耶律康達眼睛閃了閃,這少年副將看着年輕,說話卻非常有氣勢,甚至說在京城之中就聽過他的大名,這話可有些虛言,如果他沒記錯的話,少年副將來沙場之前,西蒙國一直處於戰勝的狀態,在那之中他可從來都沒有在戰場上露過面。

“將軍雖然露面不多,就算這場戰爭開始之後的一段時間都沒有人識得,不過所幸我提前知道,倒也算是有緣,”好似猜出耶律康達再說什麼,席瑜笑着說道。

耶律康達皺了皺眉,他已經意識到這副將是故意的,告訴他一個沒有想到的既定的事實,試圖讓他心緒不穩,耶律康達攥了攥拳頭,沒有說話。

席瑜也就稍微寒暄了幾句,看耶律康達不再說話,他也不再開口,之後直接把人領到了廳堂。

廳堂之中幾位將軍包括太子秦宣和沐世規等一眾和談官員都已經在了,耶律康達剛一入廳堂,就迎來了一陣陣問候和寒暄。

廳堂之中一個個的都面帶笑容,甚至比平常他們在一起用膳態度還可親,看到這種情況,席瑜心裏諷刺的笑了笑,這一切的一切看起來就像是之前戰場拼的的你死我活的雙方都不存在似的。

而且更有甚者,他們之前還商量着要和談一定要西蒙國把耶律康達交出來,讓他們為這次進犯陳朝付出代價,只是現在是耶律康達代表西蒙國過來協商此事,那這事到底還提不提?

廳堂里言笑晏晏,酒過三巡還沒有進入正題,說氣話來就像是多年不見的老朋友,席瑜把自己面前的酒水一飲而盡,他是到了西蒙之後才開始飲酒的,剛開始是解乏,後來就變成了習慣。

廳堂之上的字字句句,席瑜都充耳不聞,之前他以為自己可以接受的,但是等到了關頭他才發現自己有些難受,和談,和剛剛殺死自己兄弟的人何談?

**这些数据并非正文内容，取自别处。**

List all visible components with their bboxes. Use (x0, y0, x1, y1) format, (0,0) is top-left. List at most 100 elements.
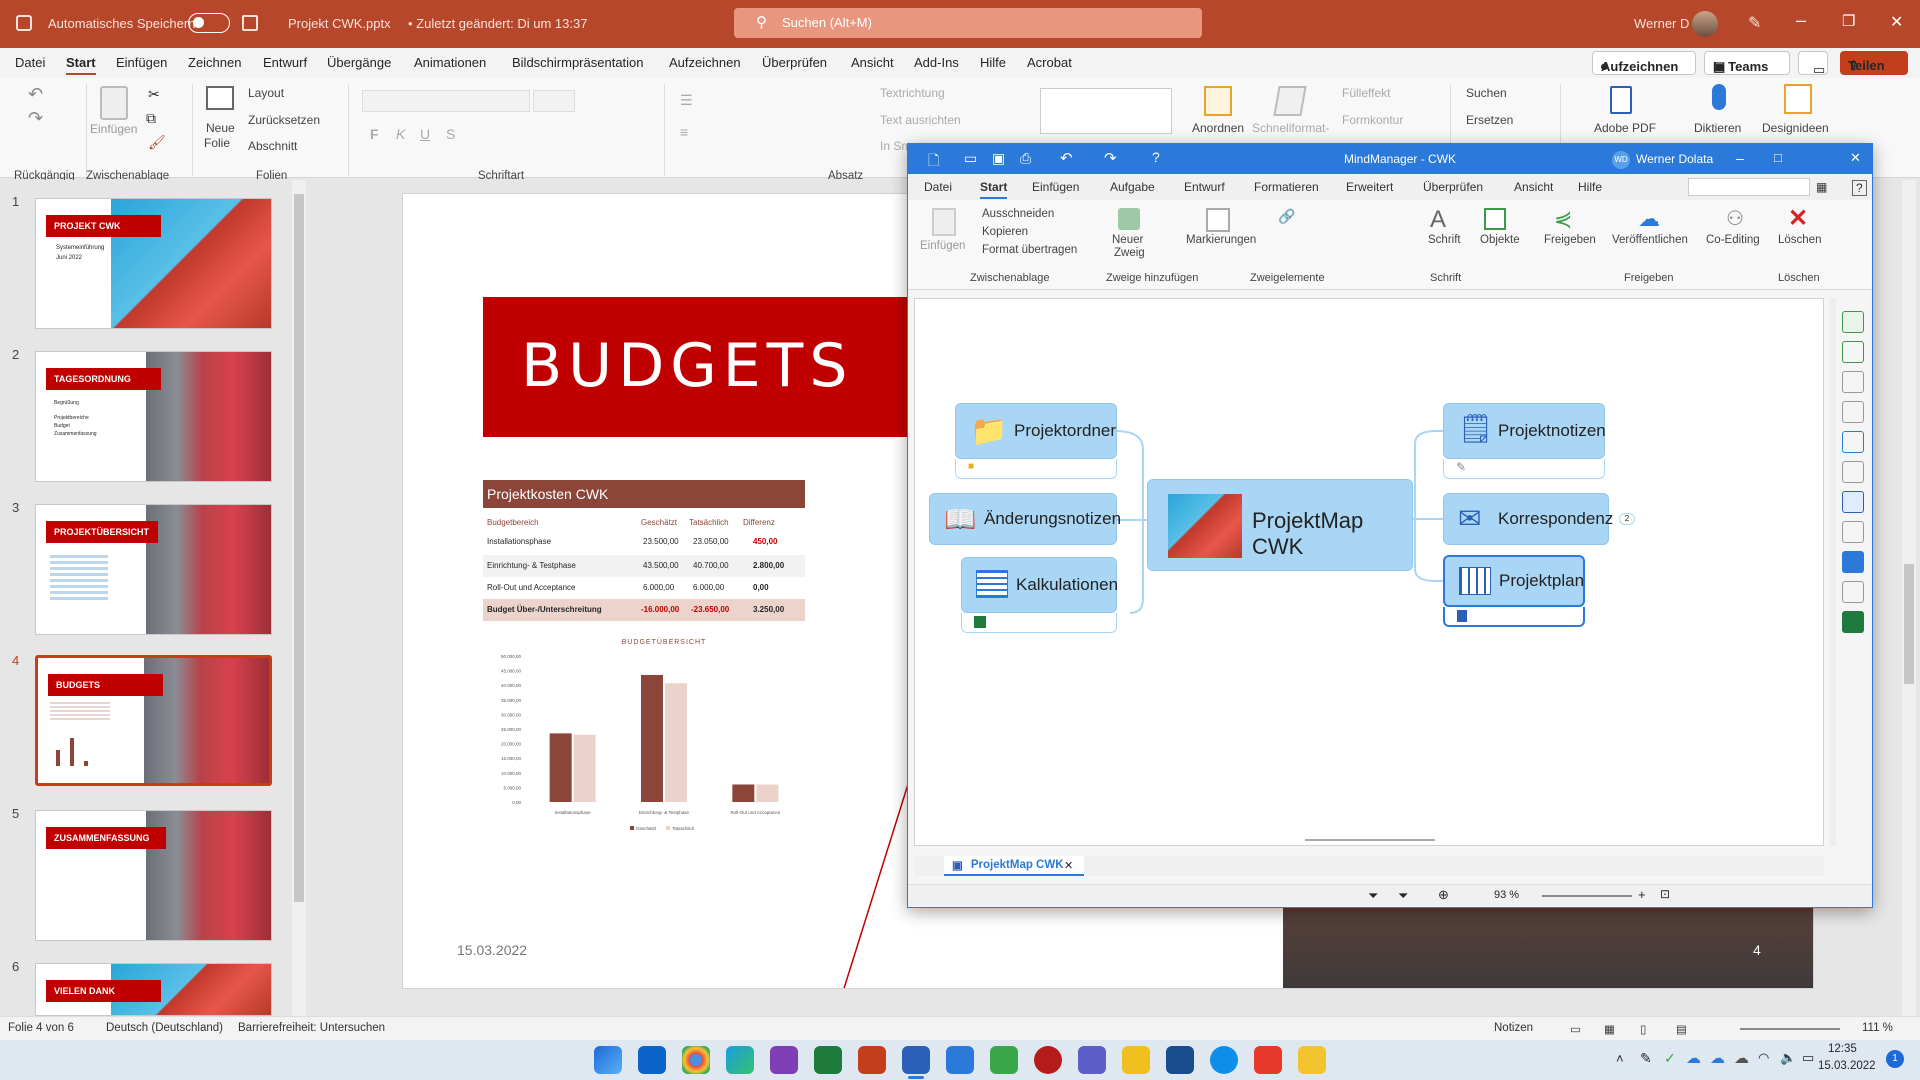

席瑜作為衝鋒軍的副將,短短的時日他已經經歷了很多人的死亡,或許在上戰場之前他們都只是陌生人,但是因為有着同生共死並肩作戰的經歷,他們就變成了兄弟,可以把後背交付出去的那種兄弟,這種感覺和與彥卿相處時的不一樣,但是同樣讓人動容。

但是那些在此事看起來卻有些可笑,席瑜不知道廳堂里這種和樂融融情境讓那些已經戰死的將士情何以堪。

怎麼說呢?現在席瑜骨子裏的嫉惡如仇還沒有完全沉澱,雖然懂得為大局考慮,但還是很難控制住自己的心神不被情感影響。簡言之,席瑜還有很長的一段路要走。